In summary, the current rate of unemployment is not a result of lack of employable skills but the result of poor management of the economy. Quintessential of our leaders, they keep blaming others but themselves others but themselves. What employable skills will a professional teacher or medical laboratory technologists need to function? Government must relax the ban on employment into the education and health subsectors. These sectors are too crucial to be denied the needed human resources for effective development of the human resource base of the country.

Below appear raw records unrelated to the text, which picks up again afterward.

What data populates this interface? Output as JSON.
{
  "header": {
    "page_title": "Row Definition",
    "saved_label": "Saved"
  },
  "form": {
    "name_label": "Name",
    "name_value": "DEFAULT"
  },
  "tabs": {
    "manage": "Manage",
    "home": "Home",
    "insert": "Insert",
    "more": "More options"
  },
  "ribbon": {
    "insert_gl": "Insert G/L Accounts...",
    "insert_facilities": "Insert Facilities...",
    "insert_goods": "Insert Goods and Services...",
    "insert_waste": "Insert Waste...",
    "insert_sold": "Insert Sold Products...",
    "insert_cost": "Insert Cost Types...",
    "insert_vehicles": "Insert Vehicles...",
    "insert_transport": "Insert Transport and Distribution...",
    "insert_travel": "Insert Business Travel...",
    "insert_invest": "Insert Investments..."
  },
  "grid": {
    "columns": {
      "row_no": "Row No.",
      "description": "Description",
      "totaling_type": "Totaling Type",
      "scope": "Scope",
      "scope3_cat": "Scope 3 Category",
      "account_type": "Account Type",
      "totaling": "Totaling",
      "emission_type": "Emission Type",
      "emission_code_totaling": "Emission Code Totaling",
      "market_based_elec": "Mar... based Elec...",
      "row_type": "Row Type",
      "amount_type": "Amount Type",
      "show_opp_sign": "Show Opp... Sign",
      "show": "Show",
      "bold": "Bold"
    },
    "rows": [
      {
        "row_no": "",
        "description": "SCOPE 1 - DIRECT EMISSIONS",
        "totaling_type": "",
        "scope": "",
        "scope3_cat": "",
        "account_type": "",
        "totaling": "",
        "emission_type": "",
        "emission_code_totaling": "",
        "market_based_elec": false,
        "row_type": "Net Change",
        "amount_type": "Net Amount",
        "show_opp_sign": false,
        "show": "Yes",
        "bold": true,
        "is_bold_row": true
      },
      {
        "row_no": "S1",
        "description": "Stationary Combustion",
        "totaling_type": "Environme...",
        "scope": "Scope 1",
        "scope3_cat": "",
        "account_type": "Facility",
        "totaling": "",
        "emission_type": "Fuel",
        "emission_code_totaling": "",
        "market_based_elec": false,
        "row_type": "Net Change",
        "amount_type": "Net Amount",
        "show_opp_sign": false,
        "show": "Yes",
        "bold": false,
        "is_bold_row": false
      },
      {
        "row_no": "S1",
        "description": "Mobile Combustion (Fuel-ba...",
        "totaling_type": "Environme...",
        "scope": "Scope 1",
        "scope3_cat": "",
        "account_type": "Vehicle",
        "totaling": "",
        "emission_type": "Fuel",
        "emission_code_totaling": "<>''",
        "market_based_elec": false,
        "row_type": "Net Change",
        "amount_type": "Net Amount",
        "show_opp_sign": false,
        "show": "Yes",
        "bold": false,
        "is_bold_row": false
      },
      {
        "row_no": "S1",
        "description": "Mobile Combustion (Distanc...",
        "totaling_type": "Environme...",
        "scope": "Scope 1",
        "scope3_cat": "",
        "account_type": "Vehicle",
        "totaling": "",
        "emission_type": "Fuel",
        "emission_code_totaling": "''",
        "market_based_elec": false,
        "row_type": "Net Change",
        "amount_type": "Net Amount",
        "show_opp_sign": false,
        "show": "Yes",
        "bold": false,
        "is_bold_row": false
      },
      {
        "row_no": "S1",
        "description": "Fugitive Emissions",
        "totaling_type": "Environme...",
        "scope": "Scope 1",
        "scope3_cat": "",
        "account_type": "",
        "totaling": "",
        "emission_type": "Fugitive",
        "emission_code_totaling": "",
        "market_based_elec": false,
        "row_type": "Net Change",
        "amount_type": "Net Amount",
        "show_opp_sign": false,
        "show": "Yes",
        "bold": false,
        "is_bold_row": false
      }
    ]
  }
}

If immediate and timeous measures are not put in place to arrest the current unemployment situation, we will be sowing the wind to reap the whirlwind at the opportune time. Let’s not always deceive ourselves that Ghana is peace-loving country, for no country is a war-loving one. Circumstances push people to act the way they do. I am not by this inciting lawlessness or violence. But what happened in Tunisia is a living testimony for all to see. It can be replicated in Ghana. Unemployment is a national security issue and must be tackled as such. Create the needed atmosphere for business to thrive and employ, rather than lay off, workers as it the norm now. I would end by quoting the only physics law I still remember, Newton’s Third Law of motion: “For every action, there is an opposite and equal reaction”.
God bless our homeland Ghana and make our nation great and strong.